Toyota has announced that there will be a hybrid variant of the 2020 Corolla. The hybrid powertrain and battery were a natural fit for the application, thanks to the flexibility of the Toyota New Global Architecture (TNGA) platform, which has meant that integration of the hybrid unit does not affect the size of the vehicle cabin.
The hybrid system combines a 1.8-liter four-cylinder gasoline engine with two motor/generators through an electronically controlled planetary-type continuously variable transmission (CVT) transaxle. Combined system power output is 121hp. Toyota has projected a combined fuel economy for the hybrid Corolla of 50mpg.
The nickel-metal hydride (Ni-MH) battery pack employs a newly developed technology badged Hyper-Prime Nickel to boost battery performance in a smaller and lighter package.

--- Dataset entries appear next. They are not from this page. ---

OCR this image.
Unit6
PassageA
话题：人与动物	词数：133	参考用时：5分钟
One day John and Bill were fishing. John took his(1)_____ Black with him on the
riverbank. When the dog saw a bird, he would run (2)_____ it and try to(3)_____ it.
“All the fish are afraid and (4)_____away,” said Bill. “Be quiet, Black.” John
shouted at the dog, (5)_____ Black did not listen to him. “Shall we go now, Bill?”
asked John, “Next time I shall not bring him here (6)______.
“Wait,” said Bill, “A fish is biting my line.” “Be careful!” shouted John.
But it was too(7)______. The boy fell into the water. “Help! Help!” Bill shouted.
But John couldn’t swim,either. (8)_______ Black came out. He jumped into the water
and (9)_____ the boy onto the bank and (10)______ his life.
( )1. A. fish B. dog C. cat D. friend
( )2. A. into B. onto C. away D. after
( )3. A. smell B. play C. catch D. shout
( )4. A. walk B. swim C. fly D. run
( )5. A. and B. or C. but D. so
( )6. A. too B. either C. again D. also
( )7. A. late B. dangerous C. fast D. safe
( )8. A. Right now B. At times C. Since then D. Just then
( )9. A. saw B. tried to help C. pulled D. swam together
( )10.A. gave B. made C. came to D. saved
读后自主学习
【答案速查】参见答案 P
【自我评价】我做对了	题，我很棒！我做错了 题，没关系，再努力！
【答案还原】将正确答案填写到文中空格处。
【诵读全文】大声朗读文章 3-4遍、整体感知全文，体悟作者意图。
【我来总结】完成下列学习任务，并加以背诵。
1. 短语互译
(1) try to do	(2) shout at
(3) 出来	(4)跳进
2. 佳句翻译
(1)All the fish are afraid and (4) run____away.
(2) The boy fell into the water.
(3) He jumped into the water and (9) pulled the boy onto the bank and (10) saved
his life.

The reduction in the size of the battery pack and its flatter shape have enabled it to be packaged under the rear seat, rather than taking up trunk space, and also enable a 60/40 split folding rear seatback to expand cargo capacity. The battery location also contributes to the vehicle’s lower center of gravity.
The engine, working in concert with the electric motor (MG2), is said to provide a responsive performance, while exemplary energy efficiency is achieved by using both electric motors (MG1 and MG2) for hybrid battery charging.
When pulling away, the battery provides a subtle power boost in order to put less strain on the engine and eliminate the ‘rubber band’ effect experienced with some hybrids.
A preload differential adds to the smooth acceleration. During low loads and low differential rotation, differential-limited torque is distributed to the left and right wheels. At mid-range and high engine loads, the preload differential functions as an open differential.
The 2ZR-FXE 1.8-liter inline four-cylinder engine was designed specifically for hybrid applications. The long-stroke configuration employs the Atkinson cycle, which uses a very high compression ratio (13.0:1) along with a shorter intake stroke and longer expansion stroke than the Otto cycle.
The Atkinson cycle extracts more energy from the fuel, and the electric motors compensate for reduced low-end power (versus the Otto cycle).